Julia Morton’s lifetime of art, fashion design and curation led her to open a gallery in East Austin featuring digital artwork. It explored a new terrain of visual art where artists work in collaboration with AI.

Photo courtesy of Shirley Steele

By Tess Harmon

Julia Morton has been surrounded by art her entire life. Growing up in New York City, she visited museums with her parents, listened to her mother practice her docent lectures and found the love and appreciation for art her parents instilled in her.

“I sort of grew up in that environment of thinking about art as something that elevated life,” Morton says. “It wasn’t just an object; it was something that actually added to the atmosphere of your existence.”

After graduating from Pratt Institute with a degree in fashion design, Morton opened her own boutique in the East Village, Einstein’s, which sold avant-garde clothing. By moving to the East Village in the 1980s, Morton joined a movement and a league of artists who were pushing the edge of modern art, such as Jean-Michel Basquiat and Keith Haring. This period deeply informed her perception of art.

Photo courtesy of Julia Morton

“At the end of 20 years of fashion, I sort of look back on my history and recognize that I understood something about art that you can’t get from a book, you can’t get from a classroom,” she says. “When you live through a movement like that, you get to see how art actually happens. You get to see who makes it, who doesn’t. You get to understand it in a different way.”

So, Morton began sharing that understanding and writing about art for publications. As a fashion designer, she recalls getting tasked with covering the “worst” assignments, which ultimately led her to discover computer art—art created by humans working in collaboration with AI. Morton was captivated and recognized how digital art does not conform to the elite art establishment, but says more about our present existence.
“I started looking at art to understand what it was we were recording about ourselves and our time. As an art writer, you look back in time all the time. So, you’re always looking back at old art movements or old historical things and trying to understand what their lives were like, based on the images and symbols they give you. Art is a kind of time capsule. It holds the truth of our existence against all the pressures that will come to re-edit and delete and cover up and pretty out the truth.”
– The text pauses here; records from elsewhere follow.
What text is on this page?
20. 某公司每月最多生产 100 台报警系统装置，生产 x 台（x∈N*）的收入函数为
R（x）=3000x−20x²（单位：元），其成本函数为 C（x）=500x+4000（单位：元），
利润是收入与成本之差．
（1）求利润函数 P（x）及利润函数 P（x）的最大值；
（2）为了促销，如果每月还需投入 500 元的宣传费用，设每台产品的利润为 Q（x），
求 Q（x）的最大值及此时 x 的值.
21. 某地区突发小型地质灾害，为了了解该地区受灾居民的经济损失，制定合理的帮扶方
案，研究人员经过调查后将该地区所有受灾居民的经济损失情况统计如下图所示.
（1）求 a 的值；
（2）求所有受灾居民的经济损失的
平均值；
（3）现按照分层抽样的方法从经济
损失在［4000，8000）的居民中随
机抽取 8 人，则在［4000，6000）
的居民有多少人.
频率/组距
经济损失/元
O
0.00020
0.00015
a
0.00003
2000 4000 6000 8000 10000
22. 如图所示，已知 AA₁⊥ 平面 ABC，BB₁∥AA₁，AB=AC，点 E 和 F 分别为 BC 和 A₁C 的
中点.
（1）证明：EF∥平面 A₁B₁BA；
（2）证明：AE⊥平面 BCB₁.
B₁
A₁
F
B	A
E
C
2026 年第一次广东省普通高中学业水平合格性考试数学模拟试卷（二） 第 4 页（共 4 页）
Julia Morton, Photo by Tom Morton

In 2011, Morton and her husband moved to Austin and opened the Generative Art Project, a gallery in East Austin featuring digital art. She became evermore fascinated with the concept and how generative art could be used to reveal more about the world around us. Artists she featured in her gallery have used AI and computer programs to depict the sound of an endangered animal in the Amazon rainforest; illustrate the confluence of music and visual art; and visualize even their own dreams.

In curating her gallery, Morton better understood what people love about art.

“Art is a way we create our own identities. It is a nurturing and supportive and mothering experience. When we have a work of art, we get to know it; we hang it on the wall. If we have it for years and years, it changes to us over time. It’s there with us in the good moments and the bad. It begins to absorb that like a sponge, and it feeds it back to us.”

Morton’s gallery grew in popularity and drew in the interest of businesses such as Apple and Google, who wanted to include the work in their spaces. She even planned to create a digital art museum, but when COVID-19 hit, she was forced to shut down.

Now, after an extensive career in art, design and curating, Morton says she is bowing out of the art world. She plans to publish her memoir and write books about her time in the East Village to “plant the seed” with her writing to encourage artists to find the same togetherness she found in the ’80s.

Though Morton is leaving art, she still hopes that Austin will eventually have a digital art museum, given generative art’s unique power to help us understand our surroundings. “It’s so much more than just art,” she reveals. “It’s this sort of awakening of our awareness of potential.”